Sept. 30, 2020 — For 13 years, the Cassini-Huygens spacecraft orbited and probed Saturn and its satellites, collecting vast amounts of data that have greatly expanded our understanding of the Solar System. At the American Geophysical Union (AGU) Fall Meeting this December, Dr. J. Hunter Waite Jr., a planetary scientist from Southwest Research Institute, will give the Eugene Shoemaker Lecture. He will discuss the Cassini-Huygens data and what it may indicate about the formation of the Saturn system and the possibility that microbial life may exist within it.
“I’m thrilled and humbled to be selected to give this lecture,” Waite said. “Cassini-Huygens is the reason many exciting discoveries have been made about Saturn and its moons, and I’m happy to have the opportunity to discuss this important work.”

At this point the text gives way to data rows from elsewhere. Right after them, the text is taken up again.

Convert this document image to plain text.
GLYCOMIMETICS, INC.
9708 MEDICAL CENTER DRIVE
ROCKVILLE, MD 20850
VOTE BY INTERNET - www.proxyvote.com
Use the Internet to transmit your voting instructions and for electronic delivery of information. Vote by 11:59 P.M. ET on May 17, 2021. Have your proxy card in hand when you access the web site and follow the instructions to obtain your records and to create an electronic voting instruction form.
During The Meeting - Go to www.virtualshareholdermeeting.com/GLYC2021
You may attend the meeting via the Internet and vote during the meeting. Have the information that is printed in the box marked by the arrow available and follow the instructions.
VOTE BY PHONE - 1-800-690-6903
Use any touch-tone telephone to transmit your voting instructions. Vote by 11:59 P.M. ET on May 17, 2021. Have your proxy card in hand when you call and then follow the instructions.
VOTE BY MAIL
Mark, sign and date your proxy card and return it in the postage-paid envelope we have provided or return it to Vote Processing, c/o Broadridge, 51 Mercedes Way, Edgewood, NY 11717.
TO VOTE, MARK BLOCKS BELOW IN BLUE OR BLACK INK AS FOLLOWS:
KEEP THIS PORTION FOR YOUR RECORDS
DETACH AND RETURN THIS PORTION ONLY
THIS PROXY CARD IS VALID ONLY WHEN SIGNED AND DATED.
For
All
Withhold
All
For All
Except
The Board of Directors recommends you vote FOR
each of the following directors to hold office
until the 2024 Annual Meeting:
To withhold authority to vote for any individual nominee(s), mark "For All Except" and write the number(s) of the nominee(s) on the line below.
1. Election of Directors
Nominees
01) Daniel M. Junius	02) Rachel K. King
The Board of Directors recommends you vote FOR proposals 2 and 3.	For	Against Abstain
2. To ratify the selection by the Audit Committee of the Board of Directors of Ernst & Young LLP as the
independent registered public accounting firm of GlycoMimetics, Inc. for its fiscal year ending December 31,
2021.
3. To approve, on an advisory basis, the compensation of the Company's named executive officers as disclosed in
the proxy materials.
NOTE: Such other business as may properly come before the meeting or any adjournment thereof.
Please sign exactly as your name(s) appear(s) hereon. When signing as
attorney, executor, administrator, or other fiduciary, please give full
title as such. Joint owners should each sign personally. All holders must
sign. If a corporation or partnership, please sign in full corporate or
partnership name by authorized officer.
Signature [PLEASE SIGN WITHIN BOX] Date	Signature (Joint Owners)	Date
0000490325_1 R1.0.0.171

Waite’s lecture will review carbon within the Saturn system, including the evolution of carbon chemistry in the system as viewed by Cassini-Huygens and the discovery of large-scale generation of complex organic compounds in the upper atmosphere of Saturn’s moon Titan. He will discuss the ocean chemistry of another moon, Enceladus, and how scientists found data that pointed to the existence of hydrothermal vents below the ocean that generate chemical energy for life. Waite will also cover how Saturn’s rings produce material that rains down on Saturn’s atmosphere and modifies its chemistry. The talk will conclude with discussions about what mass spectrometry can reveal about other Ocean Worlds like Enceladus.
“Cassini mass spectrometry was a unique opportunity to expand our understanding of the chemistry of these very interesting places,” Waite said. “I hope that the work that has resulted from the Cassini-Huygens mission will solidify the need for similar instrumentation as an integral part of future missions, so that we can continue to make important discoveries about the formation and composition of other bodies in our Solar System.”
“Cassini’s Chronicle of Carbon in the Saturn System” is the title of the 2020 Shoemaker Lecture. The presentation is one of AGU’s series of Bowie lectures associated with the William Bowie Medal, its highest honor. Named for medal recipient Eugene Shoemaker, the lecture is presented annually and recognizes excellence in planetary exploration.
The AGU Fall Meeting is the largest Earth and space science meeting in the world. Waite’s lecture, delivered virtually, will be live streamed to meeting attendees on AGU On-Demand.